Century Family Farmers
The Florida Department of Agriculture recently recognized 61 "Century Pioneer Family Farms.'' Here's a sampling of those farms.

NORTHWEST
Don May Jr., Quincy
Great-grandfather Fountain May established May Farm in the 1850s as a tobacco farm, where he developed a shade tobacco for cigars.

Oleta T. Lawhon, Sopchoppy
Lawhon tree-farms 600 acres originally tilled by great-grandfather Edward Miles Houston starting in 1854 or earlier.

NORTHEAST
Alton M. Henderson, Jasper
Great-grandfather Daniel Bell, Hamilton County's first white settler, migrated from North Carolina
in 1825.

John Finlayson, Ashville
The Finlaysons' 950-acre cattle farm, now managed by John Finlayson's son, sixth-generation Mac Finlayson, continues family farming operations started by two branches of the family, settling there to raise cotton in the 1820s and 1830s.

NORTH CENTRAL
Billy G. Dees, Hatch Bend
The farm was deeded in 1885 under the Homestead Act to Henry W. Clements, an ancestor of Dees' grandmother.

Frederick W. Wood Jr., Ashley M. Wood, brothers, Evinston
Their great-grandfather, William Drayton Evins, bought a half-section in the 1870s, founding the town of Evinston as well as a farm. Frederick and Ashley Wood raise cattle on their two parcels totaling about 240 acres.

SOUTH CENTRAL
Christopher Blommel, Dade City
Blommel raises citrus and hay on his Jessamine Farm, land handed down from his great-great-great-grandfather, Joseph Nathe, who settled there in 1887.

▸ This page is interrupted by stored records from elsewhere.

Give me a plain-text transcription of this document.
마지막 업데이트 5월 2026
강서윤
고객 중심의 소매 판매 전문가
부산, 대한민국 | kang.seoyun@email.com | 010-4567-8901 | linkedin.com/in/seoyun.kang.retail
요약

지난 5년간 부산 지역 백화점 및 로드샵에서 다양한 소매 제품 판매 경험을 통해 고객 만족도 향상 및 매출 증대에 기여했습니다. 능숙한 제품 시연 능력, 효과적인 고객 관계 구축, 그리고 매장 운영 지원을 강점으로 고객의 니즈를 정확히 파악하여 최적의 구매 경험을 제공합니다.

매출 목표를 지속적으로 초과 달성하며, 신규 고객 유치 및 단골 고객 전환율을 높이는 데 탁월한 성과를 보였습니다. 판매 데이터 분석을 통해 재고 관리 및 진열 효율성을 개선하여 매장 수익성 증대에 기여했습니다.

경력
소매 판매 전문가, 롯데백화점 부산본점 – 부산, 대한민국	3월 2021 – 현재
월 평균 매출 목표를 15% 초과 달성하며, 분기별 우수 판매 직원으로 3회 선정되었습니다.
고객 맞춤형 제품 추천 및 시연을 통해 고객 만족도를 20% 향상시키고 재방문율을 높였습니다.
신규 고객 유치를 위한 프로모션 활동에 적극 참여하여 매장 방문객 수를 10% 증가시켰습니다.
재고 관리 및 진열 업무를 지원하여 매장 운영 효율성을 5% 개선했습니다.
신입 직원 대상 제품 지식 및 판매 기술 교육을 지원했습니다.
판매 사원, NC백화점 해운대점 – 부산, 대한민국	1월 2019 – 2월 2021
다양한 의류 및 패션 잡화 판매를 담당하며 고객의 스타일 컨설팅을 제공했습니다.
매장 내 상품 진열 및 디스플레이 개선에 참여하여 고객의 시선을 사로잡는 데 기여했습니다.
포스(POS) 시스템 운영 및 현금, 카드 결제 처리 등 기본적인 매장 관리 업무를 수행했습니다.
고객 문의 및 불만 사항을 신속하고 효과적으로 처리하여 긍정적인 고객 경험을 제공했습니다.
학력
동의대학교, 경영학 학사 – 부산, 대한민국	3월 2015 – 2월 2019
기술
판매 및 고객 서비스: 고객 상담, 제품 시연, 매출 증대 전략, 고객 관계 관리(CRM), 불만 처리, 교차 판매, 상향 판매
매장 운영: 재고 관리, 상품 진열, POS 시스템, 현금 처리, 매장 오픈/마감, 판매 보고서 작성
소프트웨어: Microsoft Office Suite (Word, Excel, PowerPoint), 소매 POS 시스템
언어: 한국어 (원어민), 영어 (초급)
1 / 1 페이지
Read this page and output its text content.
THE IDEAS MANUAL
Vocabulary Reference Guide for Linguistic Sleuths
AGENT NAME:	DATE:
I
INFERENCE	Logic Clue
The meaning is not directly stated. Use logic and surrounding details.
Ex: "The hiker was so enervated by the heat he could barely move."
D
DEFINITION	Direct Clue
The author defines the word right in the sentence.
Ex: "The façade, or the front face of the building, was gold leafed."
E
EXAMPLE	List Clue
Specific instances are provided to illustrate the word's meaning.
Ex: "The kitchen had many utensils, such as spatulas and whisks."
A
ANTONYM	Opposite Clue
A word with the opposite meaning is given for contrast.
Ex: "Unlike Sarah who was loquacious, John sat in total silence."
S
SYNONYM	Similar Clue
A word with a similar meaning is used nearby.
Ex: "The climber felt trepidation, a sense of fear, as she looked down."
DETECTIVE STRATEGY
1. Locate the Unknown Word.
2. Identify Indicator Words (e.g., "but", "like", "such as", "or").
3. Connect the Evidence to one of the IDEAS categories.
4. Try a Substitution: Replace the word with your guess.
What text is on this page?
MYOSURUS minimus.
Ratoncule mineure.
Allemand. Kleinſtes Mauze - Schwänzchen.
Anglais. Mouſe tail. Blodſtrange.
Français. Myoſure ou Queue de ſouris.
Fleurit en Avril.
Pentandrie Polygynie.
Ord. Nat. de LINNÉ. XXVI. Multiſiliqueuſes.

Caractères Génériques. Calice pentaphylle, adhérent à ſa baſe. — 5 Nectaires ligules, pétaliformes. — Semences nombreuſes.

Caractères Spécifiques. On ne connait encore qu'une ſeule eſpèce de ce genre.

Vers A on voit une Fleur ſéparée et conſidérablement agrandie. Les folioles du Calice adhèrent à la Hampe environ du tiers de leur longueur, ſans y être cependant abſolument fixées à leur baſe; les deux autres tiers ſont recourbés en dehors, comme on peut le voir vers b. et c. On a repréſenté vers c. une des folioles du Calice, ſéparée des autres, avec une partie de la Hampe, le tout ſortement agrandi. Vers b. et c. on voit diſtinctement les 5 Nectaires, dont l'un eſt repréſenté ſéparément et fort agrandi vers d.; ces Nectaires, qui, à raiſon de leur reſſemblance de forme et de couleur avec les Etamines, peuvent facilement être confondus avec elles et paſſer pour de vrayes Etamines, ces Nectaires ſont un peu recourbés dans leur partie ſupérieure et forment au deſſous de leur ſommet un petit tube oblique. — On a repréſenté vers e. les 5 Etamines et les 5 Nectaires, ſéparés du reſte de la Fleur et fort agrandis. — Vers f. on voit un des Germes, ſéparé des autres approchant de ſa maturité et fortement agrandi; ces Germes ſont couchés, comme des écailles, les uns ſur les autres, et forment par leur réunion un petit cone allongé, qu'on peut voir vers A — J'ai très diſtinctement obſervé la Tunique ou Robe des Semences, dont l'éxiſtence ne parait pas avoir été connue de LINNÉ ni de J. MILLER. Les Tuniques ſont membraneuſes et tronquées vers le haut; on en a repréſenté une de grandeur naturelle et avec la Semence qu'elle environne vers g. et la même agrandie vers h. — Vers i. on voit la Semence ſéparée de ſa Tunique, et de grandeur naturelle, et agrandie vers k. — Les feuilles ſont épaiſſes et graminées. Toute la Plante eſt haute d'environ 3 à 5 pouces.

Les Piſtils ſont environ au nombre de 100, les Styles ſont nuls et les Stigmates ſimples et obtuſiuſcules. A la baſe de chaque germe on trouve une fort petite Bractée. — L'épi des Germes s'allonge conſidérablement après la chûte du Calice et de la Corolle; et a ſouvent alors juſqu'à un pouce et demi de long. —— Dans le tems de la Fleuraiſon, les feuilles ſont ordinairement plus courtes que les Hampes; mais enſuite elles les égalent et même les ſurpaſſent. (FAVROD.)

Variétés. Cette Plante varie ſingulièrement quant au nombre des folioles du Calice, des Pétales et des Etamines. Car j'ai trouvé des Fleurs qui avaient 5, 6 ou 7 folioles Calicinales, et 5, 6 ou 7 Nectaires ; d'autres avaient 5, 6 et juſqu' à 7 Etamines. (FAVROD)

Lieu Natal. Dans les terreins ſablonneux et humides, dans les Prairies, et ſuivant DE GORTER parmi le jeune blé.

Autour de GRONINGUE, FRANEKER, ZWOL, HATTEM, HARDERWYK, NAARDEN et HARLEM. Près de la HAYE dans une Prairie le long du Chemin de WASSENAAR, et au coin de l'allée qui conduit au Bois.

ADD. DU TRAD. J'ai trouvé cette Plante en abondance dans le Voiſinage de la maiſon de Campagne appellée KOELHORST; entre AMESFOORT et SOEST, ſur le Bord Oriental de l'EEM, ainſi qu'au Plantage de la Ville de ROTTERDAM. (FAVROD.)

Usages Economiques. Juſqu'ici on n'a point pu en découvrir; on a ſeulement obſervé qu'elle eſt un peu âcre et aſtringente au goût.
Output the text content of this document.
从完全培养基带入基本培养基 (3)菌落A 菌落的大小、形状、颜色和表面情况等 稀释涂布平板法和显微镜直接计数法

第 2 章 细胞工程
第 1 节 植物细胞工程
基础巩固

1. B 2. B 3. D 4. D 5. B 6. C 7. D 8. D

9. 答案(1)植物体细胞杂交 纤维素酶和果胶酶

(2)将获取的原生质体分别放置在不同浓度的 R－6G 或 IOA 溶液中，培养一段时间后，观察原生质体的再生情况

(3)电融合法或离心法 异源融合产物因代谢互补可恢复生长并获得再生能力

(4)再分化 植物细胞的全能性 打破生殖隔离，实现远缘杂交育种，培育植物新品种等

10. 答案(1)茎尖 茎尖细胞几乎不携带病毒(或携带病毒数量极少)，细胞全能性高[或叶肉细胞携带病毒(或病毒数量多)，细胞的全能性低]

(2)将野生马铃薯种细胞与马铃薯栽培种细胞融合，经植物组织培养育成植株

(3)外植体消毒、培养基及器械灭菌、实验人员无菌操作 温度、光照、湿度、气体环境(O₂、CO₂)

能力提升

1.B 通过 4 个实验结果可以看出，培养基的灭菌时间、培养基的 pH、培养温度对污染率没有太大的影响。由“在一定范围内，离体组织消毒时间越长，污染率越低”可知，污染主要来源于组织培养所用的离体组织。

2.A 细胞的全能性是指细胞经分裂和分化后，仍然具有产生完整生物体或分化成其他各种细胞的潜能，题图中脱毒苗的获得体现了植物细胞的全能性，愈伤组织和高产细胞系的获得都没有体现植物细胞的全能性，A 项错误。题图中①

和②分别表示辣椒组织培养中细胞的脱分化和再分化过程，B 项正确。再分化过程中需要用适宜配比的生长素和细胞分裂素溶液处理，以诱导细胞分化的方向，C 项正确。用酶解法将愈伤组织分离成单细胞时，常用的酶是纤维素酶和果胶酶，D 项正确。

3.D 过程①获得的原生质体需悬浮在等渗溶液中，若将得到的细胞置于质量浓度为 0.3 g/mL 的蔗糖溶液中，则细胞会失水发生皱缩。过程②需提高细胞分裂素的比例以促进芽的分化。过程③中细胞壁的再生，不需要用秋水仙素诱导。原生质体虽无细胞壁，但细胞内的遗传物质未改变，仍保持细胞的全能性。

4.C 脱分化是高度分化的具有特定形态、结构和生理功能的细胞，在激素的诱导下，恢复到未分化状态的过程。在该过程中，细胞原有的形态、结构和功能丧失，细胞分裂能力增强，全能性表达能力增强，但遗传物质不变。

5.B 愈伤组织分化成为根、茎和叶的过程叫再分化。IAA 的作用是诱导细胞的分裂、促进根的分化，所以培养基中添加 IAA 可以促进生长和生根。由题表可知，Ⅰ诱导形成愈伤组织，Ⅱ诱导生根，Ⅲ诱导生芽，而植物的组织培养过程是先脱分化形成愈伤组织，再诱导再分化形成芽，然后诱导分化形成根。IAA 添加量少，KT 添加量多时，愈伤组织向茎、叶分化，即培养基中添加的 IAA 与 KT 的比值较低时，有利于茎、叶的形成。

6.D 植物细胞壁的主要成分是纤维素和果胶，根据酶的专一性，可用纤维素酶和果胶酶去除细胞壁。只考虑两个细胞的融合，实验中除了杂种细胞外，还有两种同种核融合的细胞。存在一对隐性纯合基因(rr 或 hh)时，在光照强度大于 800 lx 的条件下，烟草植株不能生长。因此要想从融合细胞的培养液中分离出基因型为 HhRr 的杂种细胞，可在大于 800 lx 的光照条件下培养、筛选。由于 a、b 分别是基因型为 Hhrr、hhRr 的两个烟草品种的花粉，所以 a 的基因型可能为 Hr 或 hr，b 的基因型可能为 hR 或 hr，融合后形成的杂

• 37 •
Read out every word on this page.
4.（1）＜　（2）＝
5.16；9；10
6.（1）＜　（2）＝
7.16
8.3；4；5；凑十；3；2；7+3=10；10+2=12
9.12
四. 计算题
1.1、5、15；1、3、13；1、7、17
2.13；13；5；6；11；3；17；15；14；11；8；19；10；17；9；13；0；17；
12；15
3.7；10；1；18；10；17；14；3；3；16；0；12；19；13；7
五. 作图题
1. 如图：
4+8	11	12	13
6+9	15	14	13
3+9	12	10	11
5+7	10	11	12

Milton Lanier, Zolfo Springs
Grandfather David Lanier arrived in 1874 to homestead a citrus and cattle operation, being continued today by descendants.

Merrill-Stevens Dry Dock Co., Miami
Capt. James Gilman Merrill's blacksmith shop, opened on the
St. Johns River in Jacksonville in 1866, grew to a large ironworks, prospered through the Spanish-American and world wars and expanded into shipbuilding for the Navy and Maritime Commission. Its second location, opened in 1923 and the sole location since the 1950s, is today a repair, refit and launch facility for yachts and mega-yachts. Miami businessman Hugh Westbrook, who grew up two blocks from the original dry dock, and his wife, Carole, bought the company last year.